The infection does not cause neuronal death, but provokes inflammatory reactions that can explain neurological symptoms, a study published in the bioRxiv preprint repository noted.
The scientists studied the spread and effect of the COVID-19 in the central nervous system (CNS) of K18-hACE2 transgenic mice that expressed the human ACE2 enzyme, a protein that allows coronavirus to enter the cell. One group of rodents was infected with low doses of coronavirus, and another was first infected with the influenza A virus, and then 3 days later with the coronavirus. The third group of animals was used for control. Mice were euthanized 3-7 days after the dose of SARS-CoV-2.
Scientists found that the COVID-19 entered the central nervous system and spread through neurons on the seventh day of infection. First, it affected the olfactory bulb and then penetrated the lower regions of the brain and spinal cord.

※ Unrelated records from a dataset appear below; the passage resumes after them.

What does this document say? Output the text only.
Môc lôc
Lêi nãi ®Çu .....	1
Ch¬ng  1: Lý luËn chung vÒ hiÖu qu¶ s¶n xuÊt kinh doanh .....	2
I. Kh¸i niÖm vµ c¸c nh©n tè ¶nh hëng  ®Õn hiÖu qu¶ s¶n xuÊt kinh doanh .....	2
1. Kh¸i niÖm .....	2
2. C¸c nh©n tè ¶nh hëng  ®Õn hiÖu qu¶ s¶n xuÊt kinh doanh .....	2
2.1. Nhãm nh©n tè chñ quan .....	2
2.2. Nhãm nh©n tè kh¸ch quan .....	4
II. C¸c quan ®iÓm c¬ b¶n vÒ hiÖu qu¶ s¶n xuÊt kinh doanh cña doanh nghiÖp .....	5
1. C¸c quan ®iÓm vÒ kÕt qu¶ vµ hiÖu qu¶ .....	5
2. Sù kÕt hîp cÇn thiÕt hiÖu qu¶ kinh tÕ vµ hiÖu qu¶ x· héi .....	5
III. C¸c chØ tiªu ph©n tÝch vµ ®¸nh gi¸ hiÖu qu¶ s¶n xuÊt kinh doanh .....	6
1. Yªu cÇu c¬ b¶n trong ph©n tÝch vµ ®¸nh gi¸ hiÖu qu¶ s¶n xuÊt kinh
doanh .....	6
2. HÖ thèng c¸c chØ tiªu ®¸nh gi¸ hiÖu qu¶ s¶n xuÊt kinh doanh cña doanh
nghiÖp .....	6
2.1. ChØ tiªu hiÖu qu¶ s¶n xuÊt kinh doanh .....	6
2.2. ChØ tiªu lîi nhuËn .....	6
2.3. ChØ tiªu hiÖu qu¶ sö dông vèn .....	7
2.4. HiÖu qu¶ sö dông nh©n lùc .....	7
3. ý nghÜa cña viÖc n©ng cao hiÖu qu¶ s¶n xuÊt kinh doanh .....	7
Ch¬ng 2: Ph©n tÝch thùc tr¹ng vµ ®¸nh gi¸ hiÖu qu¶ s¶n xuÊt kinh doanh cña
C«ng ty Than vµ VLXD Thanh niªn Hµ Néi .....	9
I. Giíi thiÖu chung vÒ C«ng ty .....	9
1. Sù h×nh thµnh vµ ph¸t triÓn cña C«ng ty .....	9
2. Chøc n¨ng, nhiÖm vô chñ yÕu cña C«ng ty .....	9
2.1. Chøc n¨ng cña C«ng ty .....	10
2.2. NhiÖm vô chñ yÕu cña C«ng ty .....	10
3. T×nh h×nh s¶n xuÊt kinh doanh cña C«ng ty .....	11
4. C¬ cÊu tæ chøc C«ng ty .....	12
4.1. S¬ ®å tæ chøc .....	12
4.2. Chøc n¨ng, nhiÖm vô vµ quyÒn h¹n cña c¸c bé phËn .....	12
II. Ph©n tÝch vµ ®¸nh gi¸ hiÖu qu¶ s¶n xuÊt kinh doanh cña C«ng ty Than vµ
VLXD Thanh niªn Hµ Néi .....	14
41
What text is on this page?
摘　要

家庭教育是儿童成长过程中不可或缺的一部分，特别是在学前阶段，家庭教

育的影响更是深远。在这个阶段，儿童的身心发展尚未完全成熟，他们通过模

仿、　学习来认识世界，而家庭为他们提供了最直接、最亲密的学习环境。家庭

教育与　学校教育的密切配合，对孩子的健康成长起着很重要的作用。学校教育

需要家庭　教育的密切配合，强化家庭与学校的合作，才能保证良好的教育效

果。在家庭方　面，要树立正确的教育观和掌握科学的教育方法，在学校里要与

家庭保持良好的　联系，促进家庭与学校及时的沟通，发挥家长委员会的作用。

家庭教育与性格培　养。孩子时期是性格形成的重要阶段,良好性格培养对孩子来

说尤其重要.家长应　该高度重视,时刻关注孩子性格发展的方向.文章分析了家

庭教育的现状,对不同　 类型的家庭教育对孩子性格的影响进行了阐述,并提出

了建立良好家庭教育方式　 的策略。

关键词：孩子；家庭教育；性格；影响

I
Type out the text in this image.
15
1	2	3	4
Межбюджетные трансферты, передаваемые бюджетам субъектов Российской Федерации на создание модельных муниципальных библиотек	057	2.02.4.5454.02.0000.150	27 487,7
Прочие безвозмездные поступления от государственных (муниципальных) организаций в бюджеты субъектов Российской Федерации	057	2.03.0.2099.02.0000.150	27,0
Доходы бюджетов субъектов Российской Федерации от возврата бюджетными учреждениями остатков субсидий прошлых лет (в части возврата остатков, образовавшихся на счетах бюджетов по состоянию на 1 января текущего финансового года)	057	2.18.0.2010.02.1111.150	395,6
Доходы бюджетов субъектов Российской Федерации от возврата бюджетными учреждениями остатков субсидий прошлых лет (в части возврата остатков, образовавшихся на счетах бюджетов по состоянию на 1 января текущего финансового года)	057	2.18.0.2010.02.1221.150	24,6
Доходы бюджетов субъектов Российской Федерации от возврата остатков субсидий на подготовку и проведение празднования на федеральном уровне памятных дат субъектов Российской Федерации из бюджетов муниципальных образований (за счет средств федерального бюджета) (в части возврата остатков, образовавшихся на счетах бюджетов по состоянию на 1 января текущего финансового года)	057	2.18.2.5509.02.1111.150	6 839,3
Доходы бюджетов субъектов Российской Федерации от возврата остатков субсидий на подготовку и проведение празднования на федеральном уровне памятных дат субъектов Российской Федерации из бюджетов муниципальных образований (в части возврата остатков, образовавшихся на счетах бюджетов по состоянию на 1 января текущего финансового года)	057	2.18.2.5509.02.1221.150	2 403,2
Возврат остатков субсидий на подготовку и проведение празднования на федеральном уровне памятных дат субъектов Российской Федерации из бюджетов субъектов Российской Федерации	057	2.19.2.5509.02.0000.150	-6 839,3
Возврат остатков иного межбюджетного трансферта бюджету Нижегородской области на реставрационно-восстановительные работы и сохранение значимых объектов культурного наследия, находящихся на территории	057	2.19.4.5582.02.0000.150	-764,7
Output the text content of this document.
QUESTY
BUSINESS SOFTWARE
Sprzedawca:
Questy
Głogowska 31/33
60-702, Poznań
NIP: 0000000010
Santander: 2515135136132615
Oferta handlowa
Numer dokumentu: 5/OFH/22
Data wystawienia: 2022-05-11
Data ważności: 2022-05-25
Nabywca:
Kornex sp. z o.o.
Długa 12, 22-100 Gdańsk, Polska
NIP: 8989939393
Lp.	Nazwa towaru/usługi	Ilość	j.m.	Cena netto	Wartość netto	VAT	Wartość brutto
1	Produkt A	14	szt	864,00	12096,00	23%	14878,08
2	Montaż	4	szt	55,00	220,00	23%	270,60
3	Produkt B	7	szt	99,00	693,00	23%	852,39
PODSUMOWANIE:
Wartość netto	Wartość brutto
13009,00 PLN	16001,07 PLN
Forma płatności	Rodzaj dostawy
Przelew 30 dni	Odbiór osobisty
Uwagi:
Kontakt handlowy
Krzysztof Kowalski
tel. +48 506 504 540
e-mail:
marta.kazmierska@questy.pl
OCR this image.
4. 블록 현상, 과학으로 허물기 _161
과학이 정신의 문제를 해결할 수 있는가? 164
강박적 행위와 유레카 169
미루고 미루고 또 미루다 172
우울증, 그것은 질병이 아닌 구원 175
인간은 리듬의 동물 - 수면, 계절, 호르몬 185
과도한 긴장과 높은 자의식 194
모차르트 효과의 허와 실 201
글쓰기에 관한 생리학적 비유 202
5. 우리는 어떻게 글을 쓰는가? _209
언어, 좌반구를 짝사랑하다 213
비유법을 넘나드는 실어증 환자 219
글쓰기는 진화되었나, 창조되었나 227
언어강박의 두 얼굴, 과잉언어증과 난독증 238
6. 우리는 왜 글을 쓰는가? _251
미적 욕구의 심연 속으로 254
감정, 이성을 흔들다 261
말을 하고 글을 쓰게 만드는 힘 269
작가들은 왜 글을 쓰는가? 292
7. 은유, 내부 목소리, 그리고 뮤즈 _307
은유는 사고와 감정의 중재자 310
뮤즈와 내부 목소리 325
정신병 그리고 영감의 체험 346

The virus did not cause nerve cell death, axonal damage or demyelination, but there was an increased activity of the immune cells of the nervous system - macrophages and T cells, which caused moderate inflammation. All this was accompanied by the death of microglial and endothelial cells during apoptosis.
Microgliosis and apoptosis of immune cells indicate that it is microglial cells that may play an important role in the mechanism of development of neurological disorders during prolonged COVID-19.
Scientists have long found that the SARS-CoV-2 coronavirus affects not only the respiratory system but also affects the brain, causing neurological symptoms such as loss of smell and taste, headache, fatigue or more serious complications, such as cerebrovascular disease.